The UAE act stands out from its Qatari counterpart in criminalising the verbal or written promotion of terrorist acts or the possession or acquisition of publications or recorded material for the sake of committing a terrorist act on condition that the material is set ready for distribution or for other people to read or watch or listen to. The text, however, includes words favouring terrorist acts, which, unlike other terms such as possession or acquisition or promotion, are much less regulated legally within the field of criminological research.

On a similar note, both the UAE and Qatari acts criminalise the funding of terrorist acts, whether via transporting or offering or depositing or hiding funds or simulating their nature on condition that the accused has a foreknowledge of the terrorist intention or using funds to finance terrorist crimes. This is a laudable approach, as it contributes to drying up the money and material sources utilised to fund these most inhuman acts. However, I could not but pause at clause 13 of the UAE Counter-terrorism Act, which stipulates that any funding of terrorist acts falls within the criminal domain whether the act is perpetrated within or outside the country and whether the act itself is actually perpetrated or not.

The Qatari act, for its part, does not state any similar dispensation. The funding of terrorist acts within the country is certainly to be rejected and ought to be criminalised and sanctioned, but applying the same approach to the acts of a committee outside the country is rather questionable. As mentioned early on in this study, terrorism is an issue that causes much discord throughout the world.

The US administration has drawn up a long list of groups it describes as terrorist and thus funding these groups would be considered a criminal act. The European Union, for its part, has a list of its own whose details look much different from Washington’s. For instance, Hamas, Hizbullah, the Popular Front for the Liberation of Palestine (PFLP) and some Kashmiri liberation movements are categorised as terrorist groups, whereas the Arab and Muslim states and people do not look upon them as terrorist movements.

The question that could properly be raised in relation to Clause 13 of the UAE act, especially in view of the fact that no national list exists to classify terrorist groups and no similar and internationally accepted list exists, is: does providing funds for these movements through donations or zakat [almsgiving] or charity come under the rubric of funding terrorism that would be punishable by national laws? Is supporting NGOs and charities in regions where these movements operate likely to be considered as funding terrorism? I do believe that the obvious and convincing answer for Arabs and Muslims is a big, bold and decisive "no".

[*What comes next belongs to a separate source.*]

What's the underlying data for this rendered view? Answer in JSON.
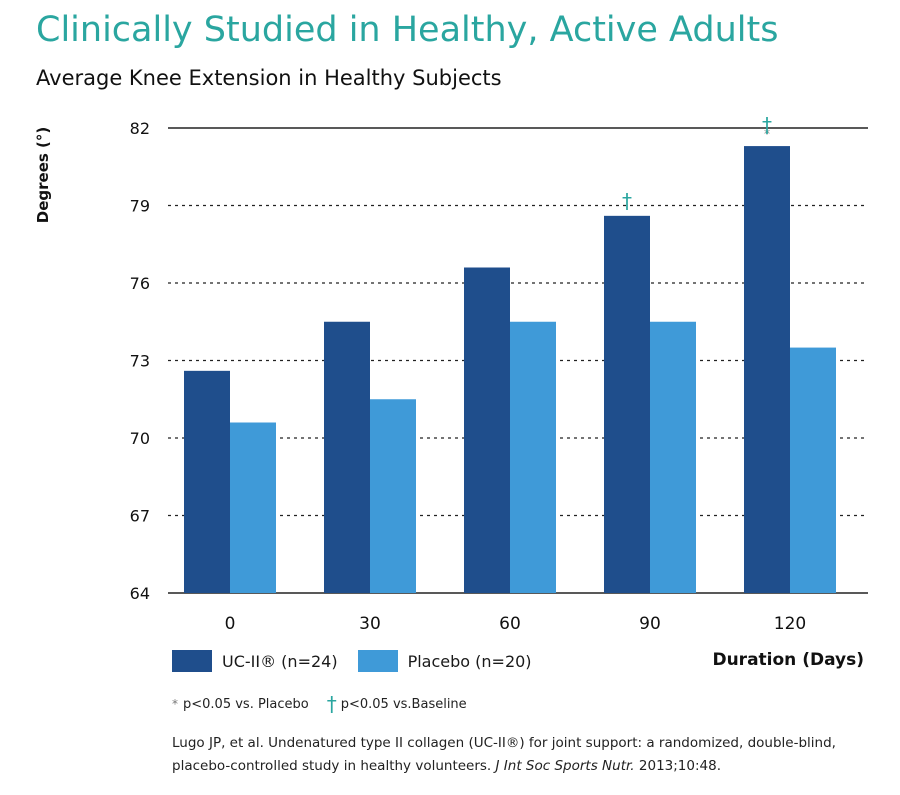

Last but not least, the UAE and Qatari acts offer a suitable exit for those who have been implicated or misguided into terrorist activities or acts. Both acts provide for an exemption from punishment for any member belonging to terrorist organisations who take the initiative to report on them before a terrorist action is committed. Both acts provide for commutation of the punishment for any individual who reports to the authorities after the crime is committed in the event the culprit cooperates with the authorities during the investigation in such a way as to lead the authorities to apprehend the perpetrators of this any similar crime.